We came to an end of the CISSP tutorial! Let’s take a look what we learned in our CISSP training online!

The 8 domains of CISSP:

-In chapter 1 we learned about Security and Risk Management; CIA and IAAA, tenets of secure design, risk assessment, analysis and mitigation, governance vs management, framework and senior management’s role, policies procedures standards and guidelines, knowledge transfer, types of laws and specific laws, BCP and BIA, BC phases, roles and responsibilities and BCP sub plans and remaining phases.

In the second, Asset Security; roles and responsibilities, clarification, the states of data and the configuration management.

-Chapter 3: Security Engineering; trusted computing, computer architecture CPU, memory, security models and access, common architectures, cryptography (history, symmetric and asymmetric, hybrid), RSA Diffie Hellman and ECC, hashing, digital signatures MACs and hashes, PKI, IPSec and attacks on cryptography.

-Chapter 4: Communications and Network Security; OSI and the seven layers, TCP IP model, common attacks, Firewall, Proxies, and NAT, WAN, Wireless and Cloud Computing.

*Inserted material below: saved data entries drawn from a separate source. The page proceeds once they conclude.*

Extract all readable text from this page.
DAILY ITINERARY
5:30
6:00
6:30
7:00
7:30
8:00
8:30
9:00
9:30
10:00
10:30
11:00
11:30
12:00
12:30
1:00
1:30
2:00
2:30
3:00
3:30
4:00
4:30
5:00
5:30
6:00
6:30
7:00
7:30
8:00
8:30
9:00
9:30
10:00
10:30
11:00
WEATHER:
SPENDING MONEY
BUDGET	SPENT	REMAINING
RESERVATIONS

-In chapter 5: Identity and Access Management; ID, defining identity and access, core security environments, access control methods, authentication types 1-3, SSO and Kerberos, access control methods, RADIUS and emanations.

-Chapter 6: Security Assessment and Testing; vulnerability and pen testing, penetration testing, NIDS vs HIDS, analysis engines and honeypots.

-Chapter 7: Security Operations; incident response, intro to forensics, types of evidence, Spared and RAID, clustering and web farms, backups and additional data redundancy.

-And in the final one, chapter 8: Software Development Security; Why is software unsecure?, development methodologies, common architectures, monitoring and auditing, adversaries and review, OWASP 10, defensive coding, change management, vulnerability scans and penetration testing, DB intro and models and relational databases.

We hope you learned a bit from this CISSP course and wish you all the best with becoming a CISSP!